Hemangioendothelioma occurs in fetuses and newborns and is detected in utero as early as 16 weeks of gestation. It is the most common hepatic mass in infants (<6 months of age).
Clinical presentation.
Angioendothelioma has a large number of arteriovenous shunts and may lead to fetal cardiovascular damage and fetal edema. It can manifest as hepatomegaly, as in most cases it spreads to the entire liver.
In addition, the fetus may develop hemolytic anemia, thrombocytopenia, and wasting coagulopathy (Kasabach-Merritt sequelae).
If these tumors are not detected prenatally, the newborn may present with unexplained congestive heart failure.
Pathology.
Vascular endothelioma is histologically distinct from hemangioma and hemangiosarcoma. There is elevated serum AFP in 3% of cases.
Associations.
Hypothyroidism: This may be due to the high type 3 iodothyronine deiodinase activity produced by the hemangioma.
In 10% of cases there are imaging features of hemangioma at other sites.
Ultrasound.
Pediatric hemangioendotheliomas have multiple ultrasound presentations and can be hypoechoic or strongly echogenic or have mixed echogenic reflections with prominent vascular ducts.
Color Doppler ultrasonography will show increased blood flow.
CT.
With progressive filling, there is typical marginal enhancement. Another characteristic finding is a decrease in the caliber of the aorta under the abdominal branches (middle aortic syndrome) because of the distribution of vessels mainly towards the liver. The same process would lead to an excessive enlargement of the abdominal trunk and hepatic arteries.
MRI.
Multifocal hemangiomas present as spherical lesions with homogeneous signal intensity on MRI. There is usually a large amount of flow space. Typical signal characteristics include.
T1: low signal; T2: high signal.
Treatment and prognosis.
The natural history of hemangioendothelioma in infancy is a rapid, proliferative growth phase during the first 6 months of life, followed by retraction and regression (usually between the 12th and 18th months of life).

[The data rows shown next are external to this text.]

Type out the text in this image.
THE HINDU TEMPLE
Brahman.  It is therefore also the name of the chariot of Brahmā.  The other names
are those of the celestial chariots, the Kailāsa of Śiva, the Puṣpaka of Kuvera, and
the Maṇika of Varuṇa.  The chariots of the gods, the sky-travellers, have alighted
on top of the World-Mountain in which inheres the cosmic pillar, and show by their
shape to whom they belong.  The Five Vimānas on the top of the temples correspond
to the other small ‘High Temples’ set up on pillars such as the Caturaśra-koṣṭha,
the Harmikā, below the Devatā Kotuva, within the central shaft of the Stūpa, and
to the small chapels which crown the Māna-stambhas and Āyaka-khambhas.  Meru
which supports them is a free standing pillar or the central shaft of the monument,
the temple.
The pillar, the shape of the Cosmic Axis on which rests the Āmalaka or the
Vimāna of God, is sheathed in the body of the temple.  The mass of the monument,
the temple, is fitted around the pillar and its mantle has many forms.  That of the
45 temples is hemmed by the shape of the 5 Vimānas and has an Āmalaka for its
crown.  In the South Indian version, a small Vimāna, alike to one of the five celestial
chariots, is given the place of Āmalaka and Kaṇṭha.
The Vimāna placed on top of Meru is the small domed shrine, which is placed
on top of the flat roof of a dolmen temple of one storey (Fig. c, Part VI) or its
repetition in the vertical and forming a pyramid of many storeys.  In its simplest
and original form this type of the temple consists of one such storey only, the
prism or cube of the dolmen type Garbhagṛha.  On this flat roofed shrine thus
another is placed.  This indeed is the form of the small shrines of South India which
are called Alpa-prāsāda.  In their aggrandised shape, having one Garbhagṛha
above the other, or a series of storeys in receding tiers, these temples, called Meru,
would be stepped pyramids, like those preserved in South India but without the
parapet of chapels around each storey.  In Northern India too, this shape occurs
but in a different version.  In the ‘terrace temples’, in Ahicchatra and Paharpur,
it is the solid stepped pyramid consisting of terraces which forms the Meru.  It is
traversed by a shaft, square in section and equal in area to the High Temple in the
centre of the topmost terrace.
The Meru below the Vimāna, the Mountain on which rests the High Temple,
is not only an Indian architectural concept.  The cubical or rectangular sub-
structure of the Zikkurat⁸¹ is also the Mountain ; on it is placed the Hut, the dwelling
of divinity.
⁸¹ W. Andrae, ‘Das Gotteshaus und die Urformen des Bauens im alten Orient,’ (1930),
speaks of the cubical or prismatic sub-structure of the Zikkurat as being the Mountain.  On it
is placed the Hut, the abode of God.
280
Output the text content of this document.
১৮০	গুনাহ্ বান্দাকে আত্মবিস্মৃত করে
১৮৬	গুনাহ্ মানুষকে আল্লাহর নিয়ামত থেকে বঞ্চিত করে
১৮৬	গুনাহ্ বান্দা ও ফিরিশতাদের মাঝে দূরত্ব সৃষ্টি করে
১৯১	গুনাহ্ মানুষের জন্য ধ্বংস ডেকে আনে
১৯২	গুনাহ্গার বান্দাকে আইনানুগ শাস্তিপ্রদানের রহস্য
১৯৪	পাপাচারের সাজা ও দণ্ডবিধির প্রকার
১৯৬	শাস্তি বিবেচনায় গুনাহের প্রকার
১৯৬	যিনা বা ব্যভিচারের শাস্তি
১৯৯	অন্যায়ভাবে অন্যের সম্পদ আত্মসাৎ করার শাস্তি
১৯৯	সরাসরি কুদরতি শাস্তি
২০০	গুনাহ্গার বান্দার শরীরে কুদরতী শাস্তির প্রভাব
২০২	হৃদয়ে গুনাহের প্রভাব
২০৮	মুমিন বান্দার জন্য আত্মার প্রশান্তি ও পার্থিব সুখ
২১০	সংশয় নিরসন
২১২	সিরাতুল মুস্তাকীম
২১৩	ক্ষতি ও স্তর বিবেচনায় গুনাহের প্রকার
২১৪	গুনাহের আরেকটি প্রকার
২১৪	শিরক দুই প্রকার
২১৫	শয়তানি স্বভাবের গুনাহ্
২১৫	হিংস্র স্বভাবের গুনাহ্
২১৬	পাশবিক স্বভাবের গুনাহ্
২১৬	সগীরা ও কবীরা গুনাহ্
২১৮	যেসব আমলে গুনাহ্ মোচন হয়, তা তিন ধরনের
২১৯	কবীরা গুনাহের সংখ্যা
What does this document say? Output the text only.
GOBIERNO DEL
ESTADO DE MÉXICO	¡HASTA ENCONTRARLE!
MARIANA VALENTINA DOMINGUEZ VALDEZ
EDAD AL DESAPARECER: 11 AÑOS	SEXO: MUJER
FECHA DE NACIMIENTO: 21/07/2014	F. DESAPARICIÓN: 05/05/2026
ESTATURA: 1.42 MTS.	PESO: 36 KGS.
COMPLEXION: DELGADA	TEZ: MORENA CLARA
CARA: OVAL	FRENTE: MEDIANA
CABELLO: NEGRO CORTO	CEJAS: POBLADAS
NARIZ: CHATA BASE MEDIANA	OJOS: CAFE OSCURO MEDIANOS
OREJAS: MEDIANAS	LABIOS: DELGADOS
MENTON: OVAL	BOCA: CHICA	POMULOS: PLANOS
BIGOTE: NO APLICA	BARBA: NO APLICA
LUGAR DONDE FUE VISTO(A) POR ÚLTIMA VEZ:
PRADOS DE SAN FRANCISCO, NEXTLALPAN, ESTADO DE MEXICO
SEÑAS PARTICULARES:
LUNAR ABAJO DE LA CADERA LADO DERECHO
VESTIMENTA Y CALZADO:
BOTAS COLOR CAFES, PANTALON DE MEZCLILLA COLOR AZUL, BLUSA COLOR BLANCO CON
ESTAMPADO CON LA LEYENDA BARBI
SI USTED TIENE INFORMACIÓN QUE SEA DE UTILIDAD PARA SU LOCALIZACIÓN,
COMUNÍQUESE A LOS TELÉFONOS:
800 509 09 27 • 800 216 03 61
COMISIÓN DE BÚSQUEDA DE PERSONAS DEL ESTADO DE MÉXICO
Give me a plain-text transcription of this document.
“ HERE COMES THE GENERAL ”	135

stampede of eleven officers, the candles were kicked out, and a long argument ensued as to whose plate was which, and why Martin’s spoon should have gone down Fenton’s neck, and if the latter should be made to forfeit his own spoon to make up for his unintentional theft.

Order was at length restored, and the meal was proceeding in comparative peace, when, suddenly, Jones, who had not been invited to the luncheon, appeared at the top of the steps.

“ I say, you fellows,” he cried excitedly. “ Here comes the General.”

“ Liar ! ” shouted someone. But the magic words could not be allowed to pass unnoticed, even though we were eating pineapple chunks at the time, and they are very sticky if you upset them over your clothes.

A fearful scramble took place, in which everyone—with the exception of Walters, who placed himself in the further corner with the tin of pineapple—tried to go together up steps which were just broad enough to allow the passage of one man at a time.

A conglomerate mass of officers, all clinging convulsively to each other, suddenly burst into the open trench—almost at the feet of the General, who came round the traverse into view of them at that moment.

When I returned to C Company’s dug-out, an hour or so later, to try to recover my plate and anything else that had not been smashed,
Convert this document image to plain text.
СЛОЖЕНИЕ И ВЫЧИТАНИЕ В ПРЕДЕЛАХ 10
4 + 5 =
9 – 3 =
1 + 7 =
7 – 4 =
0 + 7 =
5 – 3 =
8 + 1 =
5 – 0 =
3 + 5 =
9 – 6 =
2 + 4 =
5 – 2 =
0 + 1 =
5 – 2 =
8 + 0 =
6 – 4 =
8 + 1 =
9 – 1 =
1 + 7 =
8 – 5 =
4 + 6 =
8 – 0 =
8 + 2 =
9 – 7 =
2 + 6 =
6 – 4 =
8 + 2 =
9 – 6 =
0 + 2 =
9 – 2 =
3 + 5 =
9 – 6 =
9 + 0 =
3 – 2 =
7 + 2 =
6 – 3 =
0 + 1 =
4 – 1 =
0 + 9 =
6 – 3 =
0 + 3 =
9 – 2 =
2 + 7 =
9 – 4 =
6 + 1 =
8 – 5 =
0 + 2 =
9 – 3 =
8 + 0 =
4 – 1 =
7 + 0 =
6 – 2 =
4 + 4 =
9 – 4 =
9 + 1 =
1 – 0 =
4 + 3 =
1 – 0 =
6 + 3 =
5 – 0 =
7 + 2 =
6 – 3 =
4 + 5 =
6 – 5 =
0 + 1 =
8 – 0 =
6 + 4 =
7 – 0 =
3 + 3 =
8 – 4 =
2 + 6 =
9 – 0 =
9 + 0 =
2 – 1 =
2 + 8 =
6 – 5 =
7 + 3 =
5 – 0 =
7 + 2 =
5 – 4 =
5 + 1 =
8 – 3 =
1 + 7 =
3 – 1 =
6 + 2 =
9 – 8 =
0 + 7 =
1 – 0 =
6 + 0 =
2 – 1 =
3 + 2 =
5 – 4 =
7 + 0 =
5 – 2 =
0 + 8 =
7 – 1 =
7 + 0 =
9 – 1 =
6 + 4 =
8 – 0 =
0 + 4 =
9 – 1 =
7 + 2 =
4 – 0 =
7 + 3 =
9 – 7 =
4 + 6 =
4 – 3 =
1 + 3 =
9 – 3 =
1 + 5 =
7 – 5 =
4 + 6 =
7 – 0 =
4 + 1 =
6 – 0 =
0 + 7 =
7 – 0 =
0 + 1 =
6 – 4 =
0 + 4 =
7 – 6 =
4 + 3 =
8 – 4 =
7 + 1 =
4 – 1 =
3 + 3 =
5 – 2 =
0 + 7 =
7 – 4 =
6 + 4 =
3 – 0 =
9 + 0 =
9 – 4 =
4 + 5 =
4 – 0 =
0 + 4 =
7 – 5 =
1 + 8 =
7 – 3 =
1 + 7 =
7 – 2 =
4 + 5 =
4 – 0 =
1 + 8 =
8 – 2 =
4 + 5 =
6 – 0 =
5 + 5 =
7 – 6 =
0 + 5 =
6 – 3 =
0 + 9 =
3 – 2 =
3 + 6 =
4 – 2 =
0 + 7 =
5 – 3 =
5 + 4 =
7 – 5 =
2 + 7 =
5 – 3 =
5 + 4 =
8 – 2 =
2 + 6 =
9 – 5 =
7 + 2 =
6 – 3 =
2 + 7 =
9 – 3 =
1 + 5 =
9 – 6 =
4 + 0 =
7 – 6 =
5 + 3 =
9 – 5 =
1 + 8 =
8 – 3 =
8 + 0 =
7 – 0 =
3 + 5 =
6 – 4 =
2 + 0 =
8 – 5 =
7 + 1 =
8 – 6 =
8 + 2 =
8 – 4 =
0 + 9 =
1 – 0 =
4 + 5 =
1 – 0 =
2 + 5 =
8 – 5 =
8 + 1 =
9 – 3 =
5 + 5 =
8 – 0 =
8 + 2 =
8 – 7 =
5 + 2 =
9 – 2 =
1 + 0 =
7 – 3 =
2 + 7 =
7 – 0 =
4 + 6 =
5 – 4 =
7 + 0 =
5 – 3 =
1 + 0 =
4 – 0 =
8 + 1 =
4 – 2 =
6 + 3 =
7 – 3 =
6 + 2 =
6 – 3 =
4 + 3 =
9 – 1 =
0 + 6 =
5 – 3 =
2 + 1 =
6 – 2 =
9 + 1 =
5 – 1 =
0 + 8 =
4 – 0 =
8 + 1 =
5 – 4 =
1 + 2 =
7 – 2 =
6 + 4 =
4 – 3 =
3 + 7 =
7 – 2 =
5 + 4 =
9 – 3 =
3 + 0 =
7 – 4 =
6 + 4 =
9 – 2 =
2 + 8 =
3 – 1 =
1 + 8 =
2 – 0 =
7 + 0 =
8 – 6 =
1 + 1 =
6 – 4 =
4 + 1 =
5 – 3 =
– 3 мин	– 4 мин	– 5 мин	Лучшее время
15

If the child remains asymptomatic, treatment may not be necessary.
If symptoms of high-output heart failure develop, the first line of treatment is corticosteroids, which are thought to cause vasoconstriction of abnormal blood vessels.
Treatment is varied and depends on the site and extent of tumor involvement, the site of metastasis, and specific individual factors. Surgical resection, radiation therapy, and chemotherapy have all been used to treat these masses, although studies of survival have not led to the development of various treatment options.